Evaluation and Empirical Findings
Three Principal Findings
- Extensive Paraphrase Contamination in Public Pools: The three-stage audit detects up to 8.8% contamination (at cos≥0.85) in carefully curated samples and up to 27.1% at lower thresholds. Public MCQ/physics-VL training pools claimed to be contamination-free by single-stage n-gram methods are in fact substantially leaky.
- Translation Drift is Systemic: Translation of problems introduces a substantial score delta, systematically underestimating or overestimating model abilities depending on language and model pretraining. This effect is quantifiable and must be considered in any cross-lingual benchmark.
- Format and Novelty Bound the Signal: The 46-point format-novelty drop with fixed weights (MCQ → open-ended, saturated → novelty-audited) is not recoverable via scale or standard RL alone, establishing open-ended, contamination-audited benchmarks as necessary to reveal latent progress.
Physics-R1, following the protocol above, is trained across three seeds. On PHYSOLYM-A, it advances the 8B open-source base by +18.3 percentage points (8.0 → 26.3, trailing Sonnet 4.5 frontier by 7.1 points), with similar lifts on other open-ended benchmarks (e.g., +15.7 pp on PhysReason). The result is stable across seeds, and analysis attributes improvement to three main error modes of the base model: failure to commit to final answers, over-reliance on unit/dimensional heuristics, and single-image panel fixation. The binary reward configuration consistently outperforms dense, physics-structured rewards on open-ended evaluation—demonstrating the inefficacy and even risk of reward shaping along surface-form axes in these domains.
Robustness and Reproducibility
The audit pipeline’s findings are robust to embedder and judge model choice (Spearman ρ=0.78 with OpenAI’s text-embedding-3-large; cross-judge agreement with GPT-4o supports claims of judge leniency being opposite to self-grading bias). The methodology, data, and scripts are released for independent re-audit or extension.

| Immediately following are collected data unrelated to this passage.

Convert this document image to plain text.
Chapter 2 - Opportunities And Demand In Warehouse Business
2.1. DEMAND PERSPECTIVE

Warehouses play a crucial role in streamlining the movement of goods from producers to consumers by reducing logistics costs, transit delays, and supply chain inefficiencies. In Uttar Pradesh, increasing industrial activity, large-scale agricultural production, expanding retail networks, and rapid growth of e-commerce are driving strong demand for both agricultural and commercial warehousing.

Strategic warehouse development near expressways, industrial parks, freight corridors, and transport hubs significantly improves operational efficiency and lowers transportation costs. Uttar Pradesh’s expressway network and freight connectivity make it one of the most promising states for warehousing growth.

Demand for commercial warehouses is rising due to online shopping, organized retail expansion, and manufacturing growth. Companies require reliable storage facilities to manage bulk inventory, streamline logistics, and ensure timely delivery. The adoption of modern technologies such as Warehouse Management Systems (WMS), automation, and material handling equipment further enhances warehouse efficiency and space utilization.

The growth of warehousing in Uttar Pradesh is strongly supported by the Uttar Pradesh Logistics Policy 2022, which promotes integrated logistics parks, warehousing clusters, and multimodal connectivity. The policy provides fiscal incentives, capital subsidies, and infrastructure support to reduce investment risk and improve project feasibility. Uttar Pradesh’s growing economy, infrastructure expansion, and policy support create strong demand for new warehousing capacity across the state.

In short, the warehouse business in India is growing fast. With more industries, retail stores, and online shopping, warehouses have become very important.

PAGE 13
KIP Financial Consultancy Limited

Implications and Future Directions
Theoretical and Practical Impact
This work exposes critical flaws in both published benchmark construction and claims of progress in physics-VLM capability, providing concrete repeatable methodology (three-stage audit, native-language gold, and hard novel open-ended eval) and high-quality artifacts that set a new standard for contamination robustness. The results serve as a direct warning that MCQ-centric or solo n-gram auditing regimes can no longer serve as reliable evaluation strategies, and leaderboard-based claims built atop them are methodologically suspect. The work also provides, via PHYSOLYM-A, a non-saturating held-out evaluation protocol—removing systematic overreporting of progress.
Forward-Looking Considerations
Future work is explicitly outlined: MCQ-neutralization of open-ended benchmarks to orthogonalize format vs. novelty, embedding-model ablation, paraphrase- and translation-aware audit, further evaluation across more diverse VLM architectures, and SFT-scale ablations. The cross-lingual drift phenomenon is earmarked for targeted re-examination on low-resource-language-weak models, with the expectation that sign may invert depending on pretraining.
Conclusion
"Physics-R1" systematically reconstructs multimodal physics reasoning evaluation around rigorous decontamination, format-aware measurement, and careful artifact release. The evidence demonstrates that superficial data cleaning, translation reliance, and MCQ benchmarking are insufficient for trustworthy measurement. The released datasets, audit tools, and RL recipe enable the community to pursue genuinely novel, robust, and scientifically meaningful advances in visual physics reasoning evaluation for LLMs and VLMs.